Acontece, porém, que este poder presidencial de demitir o Governo, reconfigurado nos termos restritivos acima descritos pela revisão constitucional de 1982, não permite resolver problema nenhum. Por isso, nunca foi usado e, provavelmente, nunca o será. Na realidade, foi a forma que os partidos encontraram, ao tempo, para camuflar a redução de poderes que estavam a impor ao General Ramalho Eanes – justamente por este ter ensaiado, ainda que sem sucesso, três governos de iniciativa presidencial.

André Gonçalves Pereira chamou à reconfiguração deste poder uma “mentira piedosa” (O Semipresidencialismo em Portugal, 1984, p. 62). Anos mais tarde, Marcelo Rebelo de Sousa disse a mesma coisa, embora por outras palavras (O Sistema de Governo Português, 1992, p. 54).

A razão da inutilidade deste poder é simples: de nada serve atirar o Governo fora se a sua base de apoio no Parlamento continuar a existir, seja ela uma maioria absoluta ou uma maioria relativa sem alternativa credível. Das duas, uma: ou o Governo tem apoio parlamentar (ainda que inconstante) e de nada adianta o Presidente demiti-lo e tentar trocá-lo por outro; ou o Governo não tem apoio parlamentar e será a própria Assembleia a apontar-lhe a porta da rua (através de moção de censura ou inviabilizando a governação).

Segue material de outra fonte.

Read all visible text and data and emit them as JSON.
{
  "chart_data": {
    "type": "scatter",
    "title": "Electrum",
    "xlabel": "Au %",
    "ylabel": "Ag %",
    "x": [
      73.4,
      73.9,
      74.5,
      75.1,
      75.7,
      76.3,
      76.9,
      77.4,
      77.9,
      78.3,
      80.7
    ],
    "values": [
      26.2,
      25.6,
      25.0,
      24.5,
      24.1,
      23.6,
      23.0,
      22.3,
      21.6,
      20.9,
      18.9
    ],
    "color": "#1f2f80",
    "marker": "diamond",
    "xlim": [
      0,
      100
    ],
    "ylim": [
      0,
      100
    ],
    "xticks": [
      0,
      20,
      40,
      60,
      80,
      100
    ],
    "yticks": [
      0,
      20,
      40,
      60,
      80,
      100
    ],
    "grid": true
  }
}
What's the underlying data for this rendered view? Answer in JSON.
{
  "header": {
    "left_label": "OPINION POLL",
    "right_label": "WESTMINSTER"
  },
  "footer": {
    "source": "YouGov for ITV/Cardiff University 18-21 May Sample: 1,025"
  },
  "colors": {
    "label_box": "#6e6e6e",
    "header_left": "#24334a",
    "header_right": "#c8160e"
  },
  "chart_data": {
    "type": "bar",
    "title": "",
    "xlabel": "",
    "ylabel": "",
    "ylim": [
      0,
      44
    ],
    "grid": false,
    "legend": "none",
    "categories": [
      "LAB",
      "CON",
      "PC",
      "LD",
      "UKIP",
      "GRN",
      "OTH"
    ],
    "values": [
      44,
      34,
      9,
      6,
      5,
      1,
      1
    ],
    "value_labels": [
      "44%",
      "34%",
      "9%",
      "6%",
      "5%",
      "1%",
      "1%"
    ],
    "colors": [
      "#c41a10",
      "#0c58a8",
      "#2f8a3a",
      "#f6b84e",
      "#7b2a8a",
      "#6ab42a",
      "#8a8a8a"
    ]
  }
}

Nas presentes circunstâncias, demitir o Governo conduziria o Presidente (e o País) a um beco sem saída. Ou melhor, a um beco do qual apenas se poderia sair com a dissolução da Assembleia da República, com toda a instabilidade inerente.

Forçado a coabitar politicamente com o Executivo em funções, a alternativa que o Presidente reeleito tem é ser ele próprio o governo de salvação nacional, acordando a componente presidencialista que o semipresidencialismo português – aliás de inspiração francesa – sempre teve, mas que tem andado meio adormecida. Se num contexto de normalidade o Chefe de Estado preside, mas não governa, a verdade é que em estado de exceção constitucional ele tem governado cada vez mais: através dos decretos que declaram o estado de emergência e, mais recentemente, colocando militares à frente da operação de vacinação.

Se dúvidas houvesse, bastaria ler com atenção o último decreto presidencial e, em particular, a seguinte passagem, sobre as escolas: “deverá ser definido um plano faseado de reabertura com base em critérios objetivos e respeitando os desígnios de saúde pública”. Assim o Governo consiga cumprir.